Le Live in Israel, alors ouvert, ce sont deux disques, témoignages d’une tournée de Joëlle Léandre donnée en Israël en novembre 2007. Le premier comprend sept improvisations de la contrebassiste en solo, le plus souvent jouées arco. On l’y entend frotter les cordes avec son archet comme si elle fouillait en elle-même, avec l’intensité et les fulgurances qu’on lui connaît, et cette capacité à nous faire basculer dans un ailleurs, une terra incognita aussi belle qu’universelle (impros 4 et 5).

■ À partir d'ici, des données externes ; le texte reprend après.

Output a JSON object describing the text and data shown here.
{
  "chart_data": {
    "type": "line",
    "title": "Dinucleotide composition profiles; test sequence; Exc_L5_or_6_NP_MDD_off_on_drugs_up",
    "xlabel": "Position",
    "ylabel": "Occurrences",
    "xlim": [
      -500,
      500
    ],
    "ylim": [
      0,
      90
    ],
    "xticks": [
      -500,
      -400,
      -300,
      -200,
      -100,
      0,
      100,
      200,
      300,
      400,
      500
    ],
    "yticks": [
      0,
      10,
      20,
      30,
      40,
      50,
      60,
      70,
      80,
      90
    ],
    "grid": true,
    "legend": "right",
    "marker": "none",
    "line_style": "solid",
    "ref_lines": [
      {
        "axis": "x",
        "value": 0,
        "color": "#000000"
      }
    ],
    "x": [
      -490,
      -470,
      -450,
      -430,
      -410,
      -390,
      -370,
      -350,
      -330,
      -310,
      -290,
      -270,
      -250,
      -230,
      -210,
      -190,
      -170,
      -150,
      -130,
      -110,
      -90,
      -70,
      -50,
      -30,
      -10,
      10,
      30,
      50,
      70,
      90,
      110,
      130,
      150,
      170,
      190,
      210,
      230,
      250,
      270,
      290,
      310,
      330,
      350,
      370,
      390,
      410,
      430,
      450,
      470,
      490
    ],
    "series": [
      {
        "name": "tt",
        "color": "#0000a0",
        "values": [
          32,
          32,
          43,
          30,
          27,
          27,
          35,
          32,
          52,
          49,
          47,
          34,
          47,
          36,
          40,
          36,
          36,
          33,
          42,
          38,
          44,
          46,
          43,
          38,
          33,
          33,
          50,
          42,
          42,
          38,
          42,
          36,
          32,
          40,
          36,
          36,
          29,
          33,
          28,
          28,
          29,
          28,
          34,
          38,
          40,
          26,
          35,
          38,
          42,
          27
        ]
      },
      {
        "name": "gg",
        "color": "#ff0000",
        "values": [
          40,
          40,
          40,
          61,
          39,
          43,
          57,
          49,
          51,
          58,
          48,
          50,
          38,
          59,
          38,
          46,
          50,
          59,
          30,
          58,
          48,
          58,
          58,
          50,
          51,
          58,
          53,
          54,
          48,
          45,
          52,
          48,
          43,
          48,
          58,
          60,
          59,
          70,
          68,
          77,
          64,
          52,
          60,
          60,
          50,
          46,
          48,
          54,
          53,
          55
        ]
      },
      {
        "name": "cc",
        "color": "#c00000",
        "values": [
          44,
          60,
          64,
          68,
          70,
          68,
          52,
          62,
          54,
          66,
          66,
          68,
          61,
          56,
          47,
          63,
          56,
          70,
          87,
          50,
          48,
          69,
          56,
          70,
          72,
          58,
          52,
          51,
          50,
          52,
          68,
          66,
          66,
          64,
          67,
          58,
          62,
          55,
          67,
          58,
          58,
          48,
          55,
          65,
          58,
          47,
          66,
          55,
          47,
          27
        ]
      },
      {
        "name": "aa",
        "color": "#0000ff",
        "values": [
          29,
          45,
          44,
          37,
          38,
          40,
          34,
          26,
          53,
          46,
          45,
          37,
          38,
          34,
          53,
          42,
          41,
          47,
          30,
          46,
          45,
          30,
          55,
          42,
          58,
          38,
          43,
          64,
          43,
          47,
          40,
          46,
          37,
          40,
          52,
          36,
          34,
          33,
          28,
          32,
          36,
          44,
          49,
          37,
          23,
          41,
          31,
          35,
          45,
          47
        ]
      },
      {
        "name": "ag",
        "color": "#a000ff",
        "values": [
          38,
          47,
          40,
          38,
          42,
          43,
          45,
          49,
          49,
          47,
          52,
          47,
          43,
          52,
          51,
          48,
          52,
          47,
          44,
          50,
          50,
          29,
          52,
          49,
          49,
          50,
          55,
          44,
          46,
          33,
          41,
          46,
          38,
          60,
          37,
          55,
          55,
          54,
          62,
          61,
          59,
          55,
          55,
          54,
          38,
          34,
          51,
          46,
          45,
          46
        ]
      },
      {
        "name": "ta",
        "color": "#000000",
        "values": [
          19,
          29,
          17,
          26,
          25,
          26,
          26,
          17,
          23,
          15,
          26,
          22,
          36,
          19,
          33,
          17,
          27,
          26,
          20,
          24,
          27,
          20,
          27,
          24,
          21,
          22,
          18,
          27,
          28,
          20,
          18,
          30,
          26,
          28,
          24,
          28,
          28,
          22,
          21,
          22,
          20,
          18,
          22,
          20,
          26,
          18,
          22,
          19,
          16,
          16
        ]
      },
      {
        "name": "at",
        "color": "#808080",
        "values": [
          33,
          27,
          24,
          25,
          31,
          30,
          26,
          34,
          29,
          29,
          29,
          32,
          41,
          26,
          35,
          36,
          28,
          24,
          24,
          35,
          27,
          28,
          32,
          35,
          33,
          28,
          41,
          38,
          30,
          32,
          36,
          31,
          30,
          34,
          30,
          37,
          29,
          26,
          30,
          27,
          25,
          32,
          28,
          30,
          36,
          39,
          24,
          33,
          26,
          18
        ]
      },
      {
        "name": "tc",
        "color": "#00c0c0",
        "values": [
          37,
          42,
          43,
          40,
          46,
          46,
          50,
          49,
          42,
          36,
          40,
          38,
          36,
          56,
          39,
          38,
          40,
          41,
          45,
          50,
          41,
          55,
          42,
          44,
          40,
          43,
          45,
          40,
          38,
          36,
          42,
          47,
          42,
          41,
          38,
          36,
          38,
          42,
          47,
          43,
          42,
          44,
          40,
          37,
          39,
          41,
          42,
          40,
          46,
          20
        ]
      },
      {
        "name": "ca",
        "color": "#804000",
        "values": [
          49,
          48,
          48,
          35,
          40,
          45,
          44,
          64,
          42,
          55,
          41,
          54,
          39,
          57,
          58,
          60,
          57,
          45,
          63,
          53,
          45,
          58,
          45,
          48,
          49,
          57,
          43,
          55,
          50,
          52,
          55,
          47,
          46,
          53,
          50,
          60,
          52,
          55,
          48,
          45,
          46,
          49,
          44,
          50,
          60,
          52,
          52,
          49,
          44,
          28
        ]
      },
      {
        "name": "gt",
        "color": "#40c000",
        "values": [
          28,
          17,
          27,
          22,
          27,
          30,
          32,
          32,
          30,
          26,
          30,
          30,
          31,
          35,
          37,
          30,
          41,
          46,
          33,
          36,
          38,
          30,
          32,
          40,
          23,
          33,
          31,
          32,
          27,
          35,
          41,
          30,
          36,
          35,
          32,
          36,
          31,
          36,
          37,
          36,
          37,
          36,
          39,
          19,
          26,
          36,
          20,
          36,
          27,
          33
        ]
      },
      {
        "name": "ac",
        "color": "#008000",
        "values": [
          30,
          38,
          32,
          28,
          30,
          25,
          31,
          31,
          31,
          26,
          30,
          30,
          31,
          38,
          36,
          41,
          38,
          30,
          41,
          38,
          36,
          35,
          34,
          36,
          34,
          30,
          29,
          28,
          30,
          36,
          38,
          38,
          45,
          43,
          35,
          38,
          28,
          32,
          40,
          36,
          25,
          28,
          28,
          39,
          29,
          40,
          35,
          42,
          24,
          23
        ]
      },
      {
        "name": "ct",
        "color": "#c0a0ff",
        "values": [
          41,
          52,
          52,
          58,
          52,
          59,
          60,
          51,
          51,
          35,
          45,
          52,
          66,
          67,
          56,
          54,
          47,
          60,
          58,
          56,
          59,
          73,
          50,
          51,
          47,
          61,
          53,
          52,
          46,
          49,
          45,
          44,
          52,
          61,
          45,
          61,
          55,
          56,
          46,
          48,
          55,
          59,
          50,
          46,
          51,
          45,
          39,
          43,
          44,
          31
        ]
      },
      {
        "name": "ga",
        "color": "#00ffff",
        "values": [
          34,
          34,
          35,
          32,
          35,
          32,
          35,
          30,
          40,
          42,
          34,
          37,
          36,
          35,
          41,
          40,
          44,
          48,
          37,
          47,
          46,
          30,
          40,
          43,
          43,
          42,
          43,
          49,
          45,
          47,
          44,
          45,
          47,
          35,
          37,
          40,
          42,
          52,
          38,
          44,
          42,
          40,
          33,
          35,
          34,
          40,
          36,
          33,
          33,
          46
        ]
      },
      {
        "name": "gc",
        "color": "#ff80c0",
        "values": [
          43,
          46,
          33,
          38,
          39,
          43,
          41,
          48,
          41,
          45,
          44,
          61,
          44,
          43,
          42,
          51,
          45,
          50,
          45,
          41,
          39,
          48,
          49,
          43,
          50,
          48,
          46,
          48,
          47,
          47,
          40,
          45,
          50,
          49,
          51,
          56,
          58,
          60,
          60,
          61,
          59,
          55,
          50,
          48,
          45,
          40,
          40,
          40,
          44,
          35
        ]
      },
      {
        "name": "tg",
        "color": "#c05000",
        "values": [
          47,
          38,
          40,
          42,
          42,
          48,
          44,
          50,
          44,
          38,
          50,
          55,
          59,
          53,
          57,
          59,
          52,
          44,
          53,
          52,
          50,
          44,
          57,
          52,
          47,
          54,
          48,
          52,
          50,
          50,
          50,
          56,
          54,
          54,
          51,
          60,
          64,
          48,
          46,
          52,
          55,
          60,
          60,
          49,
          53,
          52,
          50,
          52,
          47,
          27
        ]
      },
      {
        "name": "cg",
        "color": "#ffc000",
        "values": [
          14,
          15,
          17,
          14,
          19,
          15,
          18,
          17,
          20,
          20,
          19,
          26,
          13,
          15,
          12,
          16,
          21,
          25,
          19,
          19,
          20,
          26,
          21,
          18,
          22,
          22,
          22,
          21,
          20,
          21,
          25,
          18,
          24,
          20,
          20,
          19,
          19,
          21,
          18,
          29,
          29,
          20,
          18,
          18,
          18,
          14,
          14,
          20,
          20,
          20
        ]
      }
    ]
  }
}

Le deuxième disque présente la contrebassiste jouant en sextet, puis en trio et enfin en duo. Les quatre plages en sextet la lient à cinq musiciens israéliens au sein d’une formation qui n’a de classique que l’apparence : piano, contrebasse, batterie et trois soufflants, dont le désormais new-yorkais Assif Tsahar à la clarinette basse.  Les trois plages suivantes sont jouées en trio, et on retrouve Joëlle Léandre aux côtés du saxophoniste Steve Horenstein et d’un autre contrebassiste, JC Jones, patron du label Kadima Collective mais surtout passionnant musicien. La musique déployée ici est surprenante de bout en bout et l’alchimie entre les trois musiciens est telle que la musique coule avec une aventureuse évidence (impro 1). Enfin, le disque se clôt avec deux titres joués en duo avec le joueur de oud et chanteur Samir Makhoul et leurs cordes et voix mêlées nous offrent finalement le plus beau moment du disque.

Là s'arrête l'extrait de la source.